Energy firms hit by oil dive, NKorea crisis fuels uncertainty


    HONG KONG: Asian energy firms sank Thursday following a plunge in oil prices while equity traders remained on edge after North Korea’s latest missile test and warnings from the US it would use force to deal with the nuclear-armed state.

    Crude fell around 4 percent Wednesday on renewed concerns about a global supply glut that overshadowed data pointing to a drop in US stockpiles.

    Investors are worried that an output cut agreed by OPEC and Russia will not be enough to offset rising production from the US and other nations including Libya and Nigeria.

    “Gasoline demand has increased because of the US driving season and that’s a good sign for the market,”
    Barnabas Gan, an economist at Oversea-Chinese Banking Corp. in Singapore, told Bloomberg News.

    But he added: “The rally is still extremely fragile and any signs which point to a higher supply environment into the second half could be a factor for oil prices to fall further.”

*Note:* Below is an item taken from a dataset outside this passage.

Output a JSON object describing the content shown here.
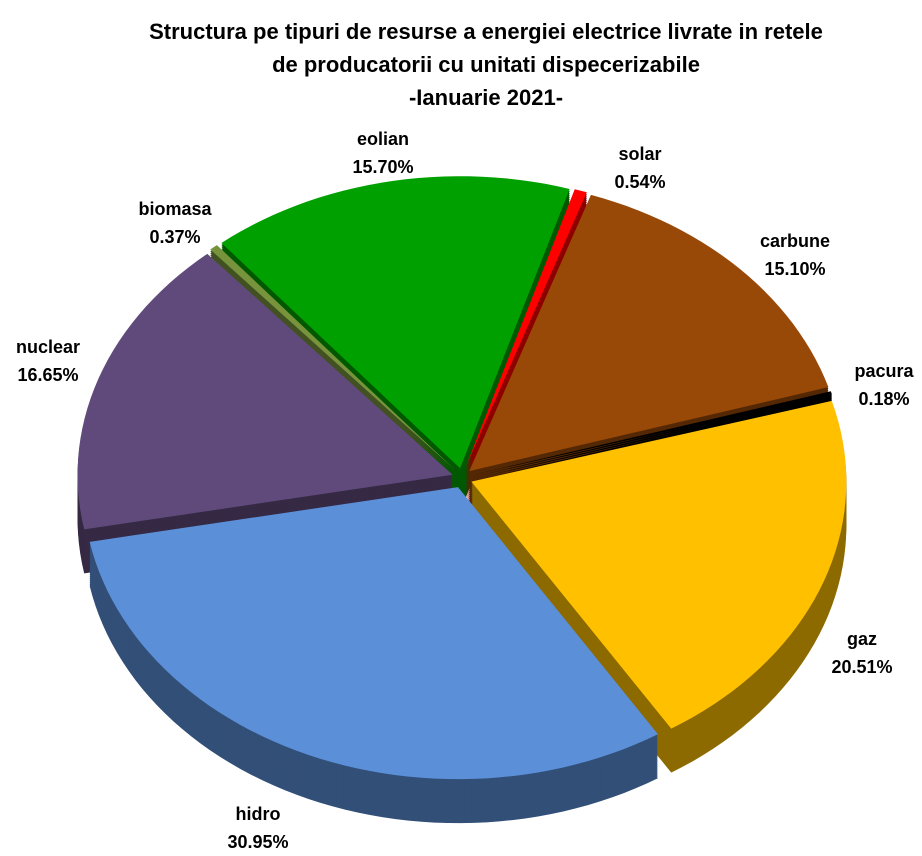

    Oil had surged around 10 percent since mid-June on bargain-buyin—having dived about a fifth over the previous four weeks on supply worries.

    While the commodity rose more than one percent Thursday in Asia, Hong Kong-listed PetroChina and CNOOC were each down sharply down. Santos and Rio Tinto gave up more than one percent in Sydney and Inpex was down a similar amount in Tokyo.

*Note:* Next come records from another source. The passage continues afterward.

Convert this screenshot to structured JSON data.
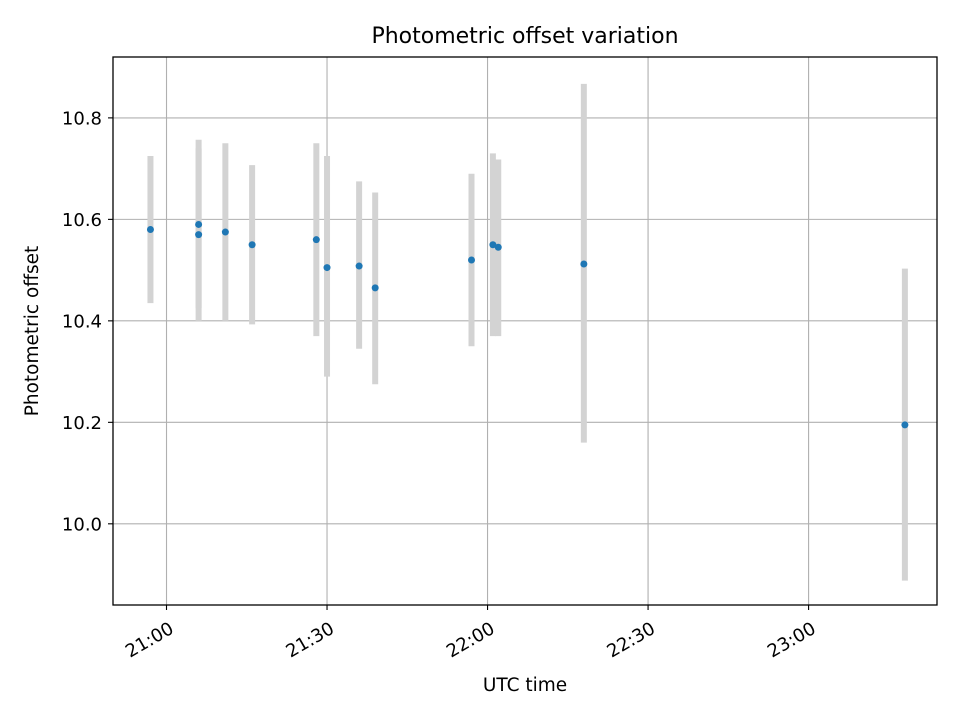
{
  "chart_data": {
    "type": "scatter",
    "title": "Photometric offset variation",
    "xlabel": "UTC time",
    "ylabel": "Photometric offset",
    "xlim": [
      "20:50",
      "23:24"
    ],
    "ylim": [
      9.84,
      10.92
    ],
    "xticks": [
      "21:00",
      "21:30",
      "22:00",
      "22:30",
      "23:00"
    ],
    "yticks": [
      "10.0",
      "10.2",
      "10.4",
      "10.6",
      "10.8"
    ],
    "grid": true,
    "legend": "none",
    "colors": {
      "point": "#1f77b4",
      "errorbar": "#d3d3d3",
      "grid": "#b0b0b0"
    },
    "series": [
      {
        "points": [
          {
            "x": "20:57",
            "y": 10.58,
            "ylow": 10.435,
            "yhigh": 10.725
          },
          {
            "x": "21:06",
            "y": 10.57,
            "ylow": 10.4,
            "yhigh": 10.74
          },
          {
            "x": "21:06",
            "y": 10.59,
            "ylow": 10.425,
            "yhigh": 10.757
          },
          {
            "x": "21:11",
            "y": 10.575,
            "ylow": 10.4,
            "yhigh": 10.75
          },
          {
            "x": "21:16",
            "y": 10.55,
            "ylow": 10.393,
            "yhigh": 10.707
          },
          {
            "x": "21:28",
            "y": 10.56,
            "ylow": 10.37,
            "yhigh": 10.75
          },
          {
            "x": "21:30",
            "y": 10.505,
            "ylow": 10.29,
            "yhigh": 10.725
          },
          {
            "x": "21:36",
            "y": 10.508,
            "ylow": 10.345,
            "yhigh": 10.675
          },
          {
            "x": "21:39",
            "y": 10.465,
            "ylow": 10.275,
            "yhigh": 10.653
          },
          {
            "x": "21:57",
            "y": 10.52,
            "ylow": 10.35,
            "yhigh": 10.69
          },
          {
            "x": "22:01",
            "y": 10.55,
            "ylow": 10.37,
            "yhigh": 10.73
          },
          {
            "x": "22:02",
            "y": 10.545,
            "ylow": 10.37,
            "yhigh": 10.718
          },
          {
            "x": "22:18",
            "y": 10.512,
            "ylow": 10.16,
            "yhigh": 10.867
          },
          {
            "x": "23:18",
            "y": 10.195,
            "ylow": 9.888,
            "yhigh": 10.503
          }
        ]
      }
    ]
  }
}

    Broader equity markets swung back into negative territory on lingering worries about the North Korea crisis after it tested its first missile able to reach the United States.

    ‘Sharp military escalation’

    At the United Nations, the US led a push for tougher sanctions on the hermit state, with Ambassador Nikki Haley saying it was working on a draft resolution imposing sanctions on Kim Jong-Un’s regime.

    She called the launch a “sharp military escalation” that made “the world a more dangerous place”, adding President Donald Trump was ready to use military force if all diplomatic avenues are exhausted.

    The escalation comes days before Trump heads to Germany for his first G20 summit, which was already expected to be testy for the new president following his recent outbursts over global trade and NATO.
    Tokyo ended 0.4 percent lower while Hong Kong slipped 0.1 percent.

    Sydney lost 0.1 percent and Seoul was marginally lower while Singapore and Taipei each gave up 0.4 pecent.
    But Shanghai ended up 0.2 percent while Wellington, Manila and Jakarta were also slightly higher.

    In early European trade London and Paris each dipped 0.1 percent but Frankfurt rose 0.2 percent.

    The dollar was little moved after minutes of the Federal Reserve’s June meeting indicated interest rates would rise again this year as expected but provided no clarity on the bank’s plan to wind down its multi-trillion-dollar investment holdings.